Swiss Re Exec: Wearables a 'Revolution' for Underwriting

Insurance Networking News: As a leader in life and health insurance for Swiss Re, what excites you the most about wearables?

Neil Sprackling: This has the potential to be a mini revolution when it comes to the way we underwrite for life insurance risk. We as an organization and other companies are looking very actively at this. There are lots of organizations that are collecting data for purposes that have nothing to do with insurance per se, but they all have to do with improving the lifestyle and health of individuals. That can be used in a positive way to help people insure themselves more appropriately and more efficiently. I've worked in this industry 30 years. In terms of risk selection, this is the potentially biggest change that I've seen in my career. If you were talking to Swiss Re's chief underwriter, he would agree to that view as well. The way that people have to apply for life insurance is not the most consumer friendly experience. This would really, really change it. 
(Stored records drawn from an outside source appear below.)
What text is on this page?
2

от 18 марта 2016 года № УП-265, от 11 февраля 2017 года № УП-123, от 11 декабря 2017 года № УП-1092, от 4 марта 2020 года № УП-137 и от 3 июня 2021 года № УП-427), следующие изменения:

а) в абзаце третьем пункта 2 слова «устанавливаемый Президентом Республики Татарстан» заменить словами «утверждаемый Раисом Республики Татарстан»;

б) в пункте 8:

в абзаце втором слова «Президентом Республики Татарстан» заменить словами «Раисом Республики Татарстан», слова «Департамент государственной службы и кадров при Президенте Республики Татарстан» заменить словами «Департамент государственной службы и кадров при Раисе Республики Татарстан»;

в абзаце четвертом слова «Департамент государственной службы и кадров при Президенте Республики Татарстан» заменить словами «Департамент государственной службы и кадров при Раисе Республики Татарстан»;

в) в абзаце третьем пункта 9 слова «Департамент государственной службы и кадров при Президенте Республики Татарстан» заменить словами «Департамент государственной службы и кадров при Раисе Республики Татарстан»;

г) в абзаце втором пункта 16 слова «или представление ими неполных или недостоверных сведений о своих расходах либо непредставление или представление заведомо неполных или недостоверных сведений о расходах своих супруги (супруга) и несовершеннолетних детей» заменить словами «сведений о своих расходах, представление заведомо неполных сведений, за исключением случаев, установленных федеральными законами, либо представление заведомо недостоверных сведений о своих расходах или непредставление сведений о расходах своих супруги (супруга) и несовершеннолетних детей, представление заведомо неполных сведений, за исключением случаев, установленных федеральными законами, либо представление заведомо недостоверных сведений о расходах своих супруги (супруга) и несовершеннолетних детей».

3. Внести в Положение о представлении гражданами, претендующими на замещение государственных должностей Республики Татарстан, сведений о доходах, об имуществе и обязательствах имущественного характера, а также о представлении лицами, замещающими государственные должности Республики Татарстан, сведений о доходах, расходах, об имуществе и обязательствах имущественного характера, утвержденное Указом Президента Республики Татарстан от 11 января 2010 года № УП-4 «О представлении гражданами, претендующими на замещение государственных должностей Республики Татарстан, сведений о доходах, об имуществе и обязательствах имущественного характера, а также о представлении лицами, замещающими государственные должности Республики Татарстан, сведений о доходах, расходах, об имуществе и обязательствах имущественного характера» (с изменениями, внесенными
INN: How can wearables help improve the insurance customer experience?NS: One of the unique characteristics of the U.S. life industry is that we underwrite to a level of granularity that basically doesn't exist in any other country. You're taken through a pretty complicated and relatively long process of providing medical information and then undergo a number of medical tests to prove your status. When we try to access the consumer, who's got this big level of under-insurance, it can be a relatively unattractive proposition to complete a three-page medical document and have a bunch of tests. Then it takes a few weeks to tell them the results.But there are now devices that will measure your heart rate, blood pressure, oxygen intake, and temperature. If you've got someone who's wearing a device that's monitoring their blood glucose, for example, and you can use that in the context of insurance assessment, in theory we ought to be able to offer better terms for life insurance. 

[See also: Swiss Re's Monica Ningen Talks Underwriting Data Management]
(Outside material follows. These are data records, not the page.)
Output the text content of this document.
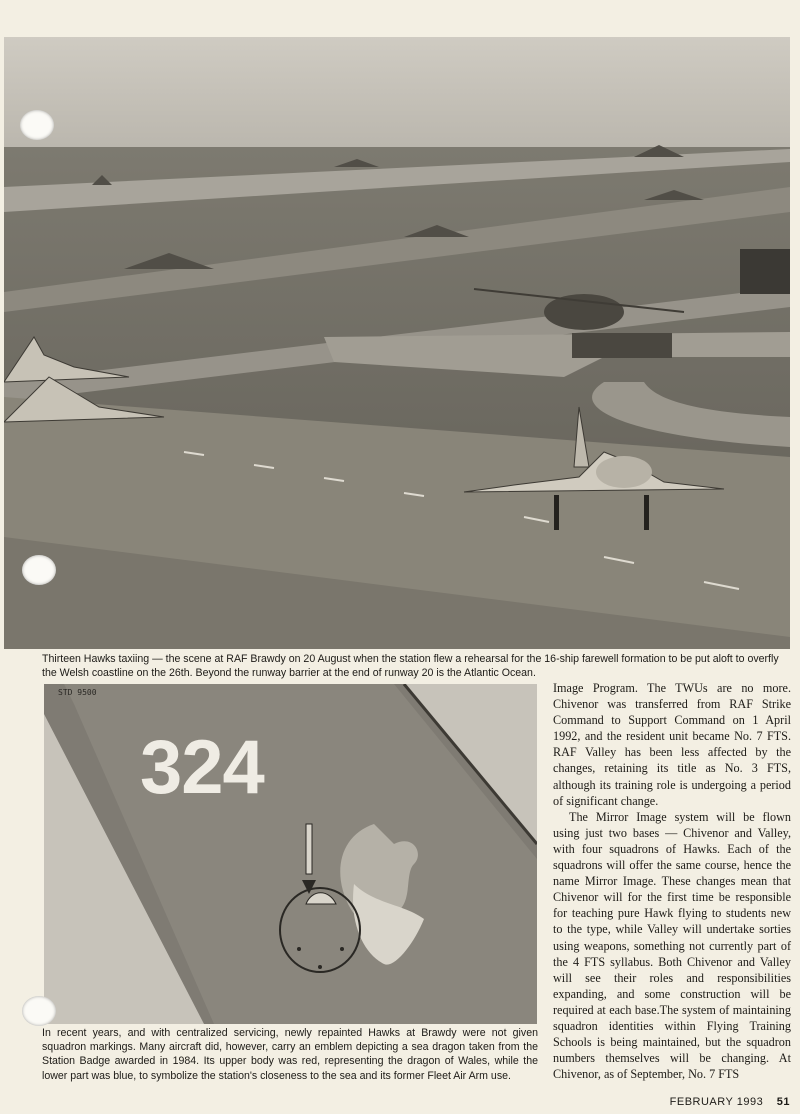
Thirteen Hawks taxiing — the scene at RAF Brawdy on 20 August when the station flew a rehearsal for the 16-ship farewell formation to be put aloft to overfly the Welsh coastline on the 26th. Beyond the runway barrier at the end of runway 20 is the Atlantic Ocean.
STD 9500
324
In recent years, and with centralized servicing, newly repainted Hawks at Brawdy were not given squadron markings. Many aircraft did, however, carry an emblem depicting a sea dragon taken from the Station Badge awarded in 1984. Its upper body was red, representing the dragon of Wales, while the lower part was blue, to symbolize the station's closeness to the sea and its former Fleet Air Arm use.

Image Program. The TWUs are no more. Chivenor was transferred from RAF Strike Command to Support Command on 1 April 1992, and the resident unit became No. 7 FTS. RAF Valley has been less affected by the changes, retaining its title as No. 3 FTS, although its training role is undergoing a period of significant change.

The Mirror Image system will be flown using just two bases — Chivenor and Valley, with four squadrons of Hawks. Each of the squadrons will offer the same course, hence the name Mirror Image. These changes mean that Chivenor will for the first time be responsible for teaching pure Hawk flying to students new to the type, while Valley will undertake sorties using weapons, something not currently part of the 4 FTS syllabus. Both Chivenor and Valley will see their roles and responsibilities expanding, and some construction will be required at each base.The system of maintaining squadron identities within Flying Training Schools is being maintained, but the squadron numbers themselves will be changing. At Chivenor, as of September, No. 7 FTS

FEBRUARY 1993 51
INN: Why is it so crucial for insurers to be on top of this?

NS: In the United States, the average family is under-insured to the tune of about $400,000 each. The types of people wearing these devices are the consumers of the future. A lot of those people are either typical targets for life insurance or will be in the next five to 10 years. But people don't want to go through the typical process as they've done for the last 30 years.
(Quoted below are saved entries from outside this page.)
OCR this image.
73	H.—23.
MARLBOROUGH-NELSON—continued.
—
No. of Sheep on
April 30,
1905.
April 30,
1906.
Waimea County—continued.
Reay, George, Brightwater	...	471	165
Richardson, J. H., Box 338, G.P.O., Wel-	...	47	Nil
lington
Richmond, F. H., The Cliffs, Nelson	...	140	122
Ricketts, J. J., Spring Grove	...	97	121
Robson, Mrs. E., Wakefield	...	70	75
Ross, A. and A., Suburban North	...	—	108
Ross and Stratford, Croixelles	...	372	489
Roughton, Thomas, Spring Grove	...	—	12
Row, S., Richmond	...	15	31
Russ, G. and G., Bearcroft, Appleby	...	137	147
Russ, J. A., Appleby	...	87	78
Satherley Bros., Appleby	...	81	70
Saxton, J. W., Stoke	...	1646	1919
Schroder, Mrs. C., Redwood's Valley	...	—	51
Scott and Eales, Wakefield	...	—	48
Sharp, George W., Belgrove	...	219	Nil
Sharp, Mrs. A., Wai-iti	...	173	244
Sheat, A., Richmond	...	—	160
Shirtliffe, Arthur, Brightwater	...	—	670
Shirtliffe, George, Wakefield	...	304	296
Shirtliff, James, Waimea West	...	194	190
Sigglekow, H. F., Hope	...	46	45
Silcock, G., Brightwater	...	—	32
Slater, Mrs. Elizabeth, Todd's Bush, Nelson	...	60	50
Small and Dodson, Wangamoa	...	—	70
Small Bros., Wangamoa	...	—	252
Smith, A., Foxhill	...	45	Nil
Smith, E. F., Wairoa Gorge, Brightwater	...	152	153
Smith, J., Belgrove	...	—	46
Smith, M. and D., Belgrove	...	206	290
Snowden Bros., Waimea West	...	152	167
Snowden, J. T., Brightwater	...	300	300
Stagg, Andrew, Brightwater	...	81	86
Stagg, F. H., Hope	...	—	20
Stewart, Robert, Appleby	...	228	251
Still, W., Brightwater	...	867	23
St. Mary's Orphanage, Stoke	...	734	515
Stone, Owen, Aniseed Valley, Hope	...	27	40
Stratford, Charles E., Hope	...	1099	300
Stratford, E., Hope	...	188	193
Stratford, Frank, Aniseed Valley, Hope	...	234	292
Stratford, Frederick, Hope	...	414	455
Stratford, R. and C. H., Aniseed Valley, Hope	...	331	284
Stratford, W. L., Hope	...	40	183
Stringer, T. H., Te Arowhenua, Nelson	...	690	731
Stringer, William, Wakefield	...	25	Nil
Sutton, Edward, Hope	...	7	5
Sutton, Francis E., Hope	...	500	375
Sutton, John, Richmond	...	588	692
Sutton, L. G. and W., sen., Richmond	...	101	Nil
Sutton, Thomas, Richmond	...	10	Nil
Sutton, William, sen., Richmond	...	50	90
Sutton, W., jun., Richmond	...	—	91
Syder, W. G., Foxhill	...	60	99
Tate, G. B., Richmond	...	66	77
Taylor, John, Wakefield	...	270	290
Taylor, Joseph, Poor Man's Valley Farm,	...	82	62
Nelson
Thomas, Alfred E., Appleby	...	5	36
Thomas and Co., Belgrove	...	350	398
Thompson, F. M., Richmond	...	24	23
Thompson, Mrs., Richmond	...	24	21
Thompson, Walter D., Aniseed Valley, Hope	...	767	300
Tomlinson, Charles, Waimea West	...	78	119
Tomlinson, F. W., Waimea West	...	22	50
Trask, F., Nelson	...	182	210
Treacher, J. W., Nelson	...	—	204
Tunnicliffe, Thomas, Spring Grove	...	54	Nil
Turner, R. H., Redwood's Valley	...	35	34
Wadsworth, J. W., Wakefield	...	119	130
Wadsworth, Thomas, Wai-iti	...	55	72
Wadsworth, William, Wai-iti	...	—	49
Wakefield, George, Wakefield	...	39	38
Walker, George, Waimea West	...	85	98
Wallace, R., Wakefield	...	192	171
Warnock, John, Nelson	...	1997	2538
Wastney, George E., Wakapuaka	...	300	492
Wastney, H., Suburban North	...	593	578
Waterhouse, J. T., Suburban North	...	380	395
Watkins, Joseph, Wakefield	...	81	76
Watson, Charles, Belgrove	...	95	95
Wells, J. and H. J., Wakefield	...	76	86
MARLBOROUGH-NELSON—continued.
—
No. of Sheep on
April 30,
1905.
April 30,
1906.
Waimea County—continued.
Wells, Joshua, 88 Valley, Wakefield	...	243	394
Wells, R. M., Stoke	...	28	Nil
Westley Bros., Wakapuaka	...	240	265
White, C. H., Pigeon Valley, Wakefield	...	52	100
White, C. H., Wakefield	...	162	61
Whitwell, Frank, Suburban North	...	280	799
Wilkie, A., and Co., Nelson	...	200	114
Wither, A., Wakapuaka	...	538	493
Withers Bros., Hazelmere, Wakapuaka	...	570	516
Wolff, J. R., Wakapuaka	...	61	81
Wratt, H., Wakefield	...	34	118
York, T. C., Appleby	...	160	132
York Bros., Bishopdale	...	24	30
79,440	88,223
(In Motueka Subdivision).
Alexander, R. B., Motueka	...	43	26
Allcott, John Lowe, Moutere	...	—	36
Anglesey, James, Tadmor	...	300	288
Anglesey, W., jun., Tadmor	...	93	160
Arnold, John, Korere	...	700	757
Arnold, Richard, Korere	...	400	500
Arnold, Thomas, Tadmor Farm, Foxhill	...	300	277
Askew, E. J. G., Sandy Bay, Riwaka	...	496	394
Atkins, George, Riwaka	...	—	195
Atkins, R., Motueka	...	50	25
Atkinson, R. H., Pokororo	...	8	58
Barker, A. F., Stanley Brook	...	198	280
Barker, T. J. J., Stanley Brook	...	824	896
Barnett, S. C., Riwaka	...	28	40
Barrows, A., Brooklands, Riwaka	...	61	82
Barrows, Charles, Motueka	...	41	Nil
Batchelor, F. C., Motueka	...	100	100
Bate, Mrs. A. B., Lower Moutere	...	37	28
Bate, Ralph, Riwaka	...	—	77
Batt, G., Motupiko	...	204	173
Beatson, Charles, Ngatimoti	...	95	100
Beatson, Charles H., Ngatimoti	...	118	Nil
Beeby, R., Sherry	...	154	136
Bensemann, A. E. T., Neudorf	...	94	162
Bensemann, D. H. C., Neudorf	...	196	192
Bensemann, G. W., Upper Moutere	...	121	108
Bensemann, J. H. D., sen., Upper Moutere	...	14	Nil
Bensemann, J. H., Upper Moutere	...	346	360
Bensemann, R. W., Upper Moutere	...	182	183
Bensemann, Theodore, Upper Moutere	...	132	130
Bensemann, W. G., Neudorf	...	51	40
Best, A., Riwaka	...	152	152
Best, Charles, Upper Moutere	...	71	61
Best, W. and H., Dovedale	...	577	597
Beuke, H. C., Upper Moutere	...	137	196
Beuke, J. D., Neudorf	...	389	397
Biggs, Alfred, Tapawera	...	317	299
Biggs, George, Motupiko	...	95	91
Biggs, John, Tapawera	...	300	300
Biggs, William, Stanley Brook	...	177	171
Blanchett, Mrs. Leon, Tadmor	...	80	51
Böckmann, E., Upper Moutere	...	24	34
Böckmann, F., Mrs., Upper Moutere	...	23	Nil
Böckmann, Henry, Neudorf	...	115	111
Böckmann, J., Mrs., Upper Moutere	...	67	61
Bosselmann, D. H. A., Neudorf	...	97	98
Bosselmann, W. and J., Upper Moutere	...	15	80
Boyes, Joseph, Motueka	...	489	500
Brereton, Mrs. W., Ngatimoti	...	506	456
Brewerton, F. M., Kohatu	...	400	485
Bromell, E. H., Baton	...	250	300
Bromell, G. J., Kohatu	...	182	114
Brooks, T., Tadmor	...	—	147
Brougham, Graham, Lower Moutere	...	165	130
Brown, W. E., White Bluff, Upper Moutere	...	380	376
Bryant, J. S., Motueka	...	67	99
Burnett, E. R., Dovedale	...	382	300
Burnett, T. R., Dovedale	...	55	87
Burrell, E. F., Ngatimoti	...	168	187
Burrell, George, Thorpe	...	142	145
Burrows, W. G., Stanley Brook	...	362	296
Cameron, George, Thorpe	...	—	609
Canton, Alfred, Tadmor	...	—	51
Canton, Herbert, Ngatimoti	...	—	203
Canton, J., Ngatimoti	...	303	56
INN: So, the technology will make them want to buy more insurance? Or it makes the opportunities more obvious to the insurer after they've collected the data? Or both?

NS: Indirectly, it should help. The industry is trying to do is engage more effectively with the end consumer. One of the challenges to that is the process to assess risk. If you've got a groundswell of people who are actively engaging with these wearable devices, through which health information is being provided willingly, there is a much more efficient, more customer-friendly way of allowing people to assess risk. I'm not suggesting that wearing a wearable device immediately makes you think of life insurance. However, the way that that health information is shared with a number of different organizations allows for the awareness to be much greater.

INN: What's the timetable for this to be implemented on a large scale by insurers?

NS: It's nearer to two years off than it is five or seven. We have a group of people working in our London and Zurich operations that are focused on exactly this. We collect information that a consumer provides in an application form and send them off for medical exams, and we analyze the results. And we have someone looking at the data that's being collected by FitBit and others, and then discussing it with our data team and the group that actually prices our business to work out how can we use that data to correlate alongside information that we would typically use to price an insurance risk and offer underwriting terms. 

[See also: Wearables Poised to Reshape Insurer-Insured Relationship]

Swiss Re ran a campaign for global staff with Fitbit devices. The engagement was just extraordinary. We had a very large proportion who took part in a global competition to see who could do as many steps as possible over a six-week period. And, of course, everyone's uploading that data and it's going into the broader database that Fitbit holds. I genuinely believe that technology leads to better ultimate consumer experience.

INN: Does this all tie back to the revolution in big data and analytics across the insurance industry?

NS: It does. Swiss Re has one of its global strategic initiatives around big data, and that's not just in life insurance -- it's across all lines of insurance we write. The purposes of that is, to go back to organizations that hold large amounts of customer data and work out how that can be used appropriately, and with relevant consent, to allow us to improve the level of cover that anyone has, whether it's life insurance or otherwise. It's more than wearables. You could say over-arching this is big data and technology, and you bring the two together. The work that's being done to work out how to take that kind of more publicly available data and use it to avoid having to ask a consumer a bunch of questions is exactly what we're doing here.